GPICA History

The Greater Pine Island Civic Association was incorporated in 1957 and is a 501(c)4 nonprofit community organization that works to protect Pine Island and its resources for the betterment of its residents.

In 1977, GPICA purchased land from Lee County and built a meeting center just west of the four-way stop. Ten years later, in 1987, a group of citizens led by Drs. Gene and Ellie Boyd began an effort to draft a comprehensive land use plan for the Island. After numerous community meetings and input, the plan was approved by the state and adopted by Lee County in 1988. Key elements of the plan included restrictions on building densities, heights and other regulations designed to protect Pine Island’s unique coastal-rural way of life. One of the plan’s key provisions capped growth when traffic counts reached a certain threshold.

(Gene Boyd was hailed as the father of smart growth when he died in 2003.)

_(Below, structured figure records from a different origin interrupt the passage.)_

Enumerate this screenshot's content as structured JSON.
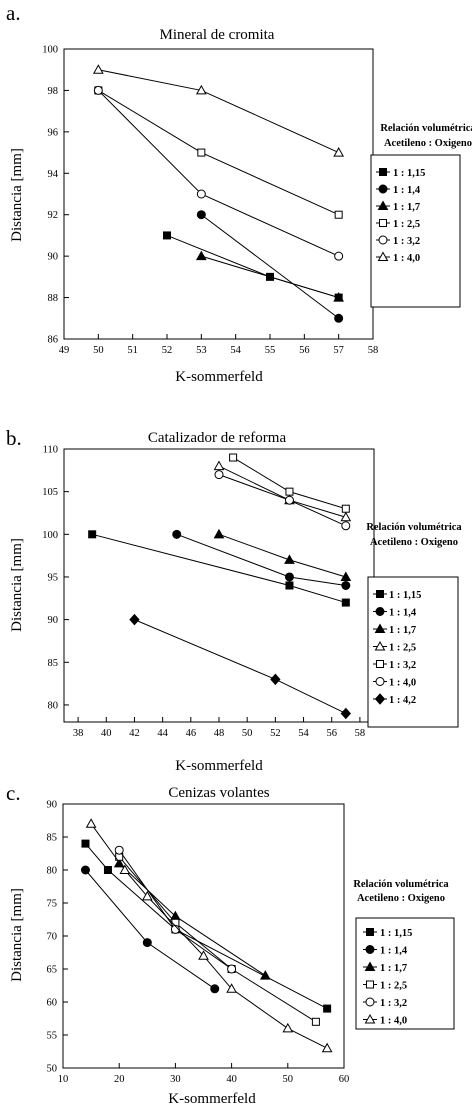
{
  "chart_data": [
    {
      "panel": "a.",
      "type": "scatter",
      "title": "Mineral de cromita",
      "xlabel": "K-sommerfeld",
      "ylabel": "Distancia [mm]",
      "xlim": [
        49,
        58
      ],
      "ylim": [
        86,
        100
      ],
      "xticks": [
        49,
        50,
        51,
        52,
        53,
        54,
        55,
        56,
        57,
        58
      ],
      "yticks": [
        86,
        88,
        90,
        92,
        94,
        96,
        98,
        100
      ],
      "legend_title": [
        "Relación volumétrica",
        "Acetileno : Oxigeno"
      ],
      "legend_placement": "right",
      "series": [
        {
          "name": "1 : 1,15",
          "marker": "square-filled",
          "x": [
            52,
            55,
            57
          ],
          "y": [
            91,
            89,
            88
          ]
        },
        {
          "name": "1 : 1,4",
          "marker": "circle-filled",
          "x": [
            53,
            57
          ],
          "y": [
            92,
            87
          ]
        },
        {
          "name": "1 : 1,7",
          "marker": "triangle-filled",
          "x": [
            53,
            57
          ],
          "y": [
            90,
            88
          ]
        },
        {
          "name": "1 : 2,5",
          "marker": "square-open",
          "x": [
            50,
            53,
            57
          ],
          "y": [
            98,
            95,
            92
          ]
        },
        {
          "name": "1 : 3,2",
          "marker": "circle-open",
          "x": [
            50,
            53,
            57
          ],
          "y": [
            98,
            93,
            90
          ]
        },
        {
          "name": "1 : 4,0",
          "marker": "triangle-open",
          "x": [
            50,
            53,
            57
          ],
          "y": [
            99,
            98,
            95
          ]
        }
      ]
    },
    {
      "panel": "b.",
      "type": "scatter",
      "title": "Catalizador de reforma",
      "xlabel": "K-sommerfeld",
      "ylabel": "Distancia [mm]",
      "xlim": [
        37,
        59
      ],
      "ylim": [
        78,
        110
      ],
      "xticks": [
        38,
        40,
        42,
        44,
        46,
        48,
        50,
        52,
        54,
        56,
        58
      ],
      "yticks": [
        80,
        85,
        90,
        95,
        100,
        105,
        110
      ],
      "legend_title": [
        "Relación volumétrica",
        "Acetileno : Oxigeno"
      ],
      "legend_placement": "right",
      "series": [
        {
          "name": "1 : 1,15",
          "marker": "square-filled",
          "x": [
            39,
            53,
            57
          ],
          "y": [
            100,
            94,
            92
          ]
        },
        {
          "name": "1 : 1,4",
          "marker": "circle-filled",
          "x": [
            45,
            53,
            57
          ],
          "y": [
            100,
            95,
            94
          ]
        },
        {
          "name": "1 : 1,7",
          "marker": "triangle-filled",
          "x": [
            48,
            53,
            57
          ],
          "y": [
            100,
            97,
            95
          ]
        },
        {
          "name": "1 : 2,5",
          "marker": "triangle-open",
          "x": [
            48,
            53,
            57
          ],
          "y": [
            108,
            104,
            102
          ]
        },
        {
          "name": "1 : 3,2",
          "marker": "square-open",
          "x": [
            49,
            53,
            57
          ],
          "y": [
            109,
            105,
            103
          ]
        },
        {
          "name": "1 : 4,0",
          "marker": "circle-open",
          "x": [
            48,
            53,
            57
          ],
          "y": [
            107,
            104,
            101
          ]
        },
        {
          "name": "1 : 4,2",
          "marker": "diamond-filled",
          "x": [
            42,
            52,
            57
          ],
          "y": [
            90,
            83,
            79
          ]
        }
      ]
    },
    {
      "panel": "c.",
      "type": "scatter",
      "title": "Cenizas volantes",
      "xlabel": "K-sommerfeld",
      "ylabel": "Distancia [mm]",
      "xlim": [
        10,
        60
      ],
      "ylim": [
        50,
        90
      ],
      "xticks": [
        10,
        20,
        30,
        40,
        50,
        60
      ],
      "yticks": [
        50,
        55,
        60,
        65,
        70,
        75,
        80,
        85,
        90
      ],
      "legend_title": [
        "Relación volumétrica",
        "Acetileno : Oxigeno"
      ],
      "legend_placement": "right",
      "series": [
        {
          "name": "1 : 1,15",
          "marker": "square-filled",
          "x": [
            14,
            18,
            30,
            57
          ],
          "y": [
            84,
            80,
            71,
            59
          ]
        },
        {
          "name": "1 : 1,4",
          "marker": "circle-filled",
          "x": [
            14,
            25,
            37
          ],
          "y": [
            80,
            69,
            62
          ]
        },
        {
          "name": "1 : 1,7",
          "marker": "triangle-filled",
          "x": [
            20,
            30,
            46
          ],
          "y": [
            81,
            73,
            64
          ]
        },
        {
          "name": "1 : 2,5",
          "marker": "square-open",
          "x": [
            20,
            30,
            40,
            55
          ],
          "y": [
            82,
            72,
            65,
            57
          ]
        },
        {
          "name": "1 : 3,2",
          "marker": "circle-open",
          "x": [
            20,
            30,
            40
          ],
          "y": [
            83,
            71,
            65
          ]
        },
        {
          "name": "1 : 4,0",
          "marker": "triangle-open",
          "x": [
            15,
            21,
            25,
            35,
            40,
            50,
            57
          ],
          "y": [
            87,
            80,
            76,
            67,
            62,
            56,
            53
          ]
        }
      ]
    }
  ]
}
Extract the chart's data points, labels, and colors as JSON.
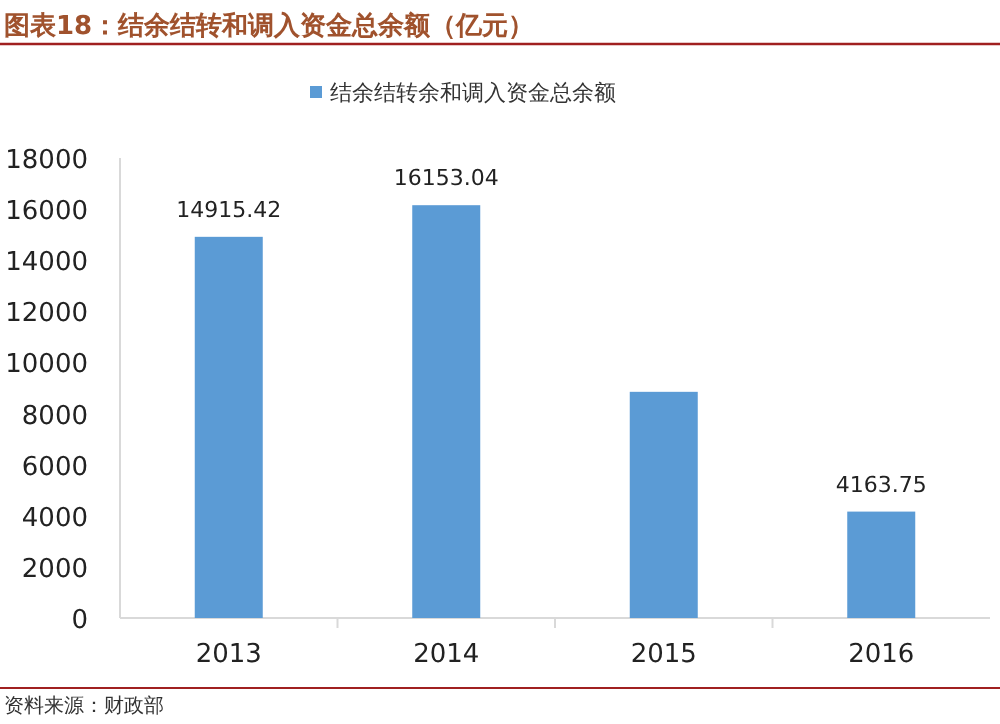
{
  "chart_data": {
    "type": "bar",
    "title": "图表18：结余结转和调入资金总余额（亿元）",
    "categories": [
      "2013",
      "2014",
      "2015",
      "2016"
    ],
    "series": [
      {
        "name": "结余结转余和调入资金总余额",
        "color": "#5b9bd5",
        "values": [
          14915.42,
          16153.04,
          8850,
          4163.75
        ],
        "value_labels": [
          "14915.42",
          "16153.04",
          null,
          "4163.75"
        ]
      }
    ],
    "ylim": [
      0,
      18000
    ],
    "yticks": [
      0,
      2000,
      4000,
      6000,
      8000,
      10000,
      12000,
      14000,
      16000,
      18000
    ],
    "legend": "top",
    "grid": false,
    "annotations": [
      "资料来源：财政部"
    ]
  }
}
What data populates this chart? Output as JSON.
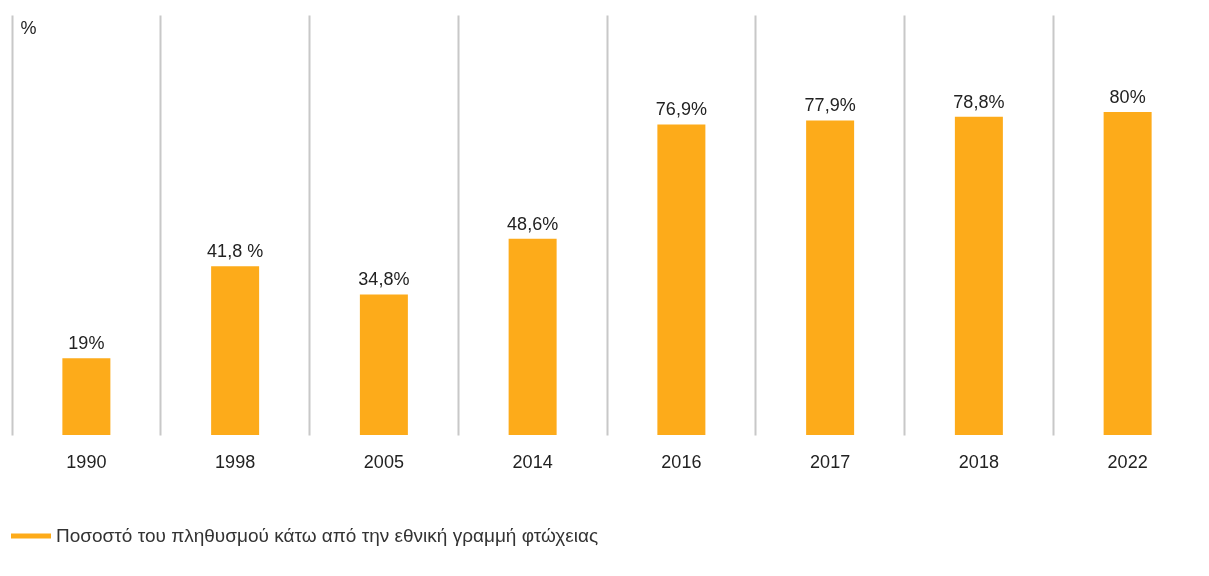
{
  "chart_data": {
    "type": "bar",
    "ylabel": "%",
    "categories": [
      "1990",
      "1998",
      "2005",
      "2014",
      "2016",
      "2017",
      "2018",
      "2022"
    ],
    "series": [
      {
        "name": "Ποσοστό του πληθυσμού κάτω από την εθνική γραμμή φτώχειας",
        "color": "#fdab1a",
        "values": [
          19,
          41.8,
          34.8,
          48.6,
          76.9,
          77.9,
          78.8,
          80
        ],
        "value_labels": [
          "19%",
          "41,8 %",
          "34,8%",
          "48,6%",
          "76,9%",
          "77,9%",
          "78,8%",
          "80%"
        ]
      }
    ],
    "ylim": [
      0,
      104
    ],
    "tick_labels": "x",
    "grid": "x",
    "legend": "bottom left"
  }
}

In 1997, when it became clear that Lee County intended to disregard the plan’s provisions in granting development orders, residents renewed their efforts to defend the plan’s key tenets.

In 1999, the Civic Association decided to sell its building to the Greater Pine Island Elks Lodge to raise much-needed funding to draft and implement revised, more comprehensive — and clearly binding — land provisions. The effort was successful and the revised Pine Island Plan went into full effect in 2007.

In 2015, the plan was again challenged and in 2017 new revisions were implemented that peeled back some of the protections residents had fought so hard to implement.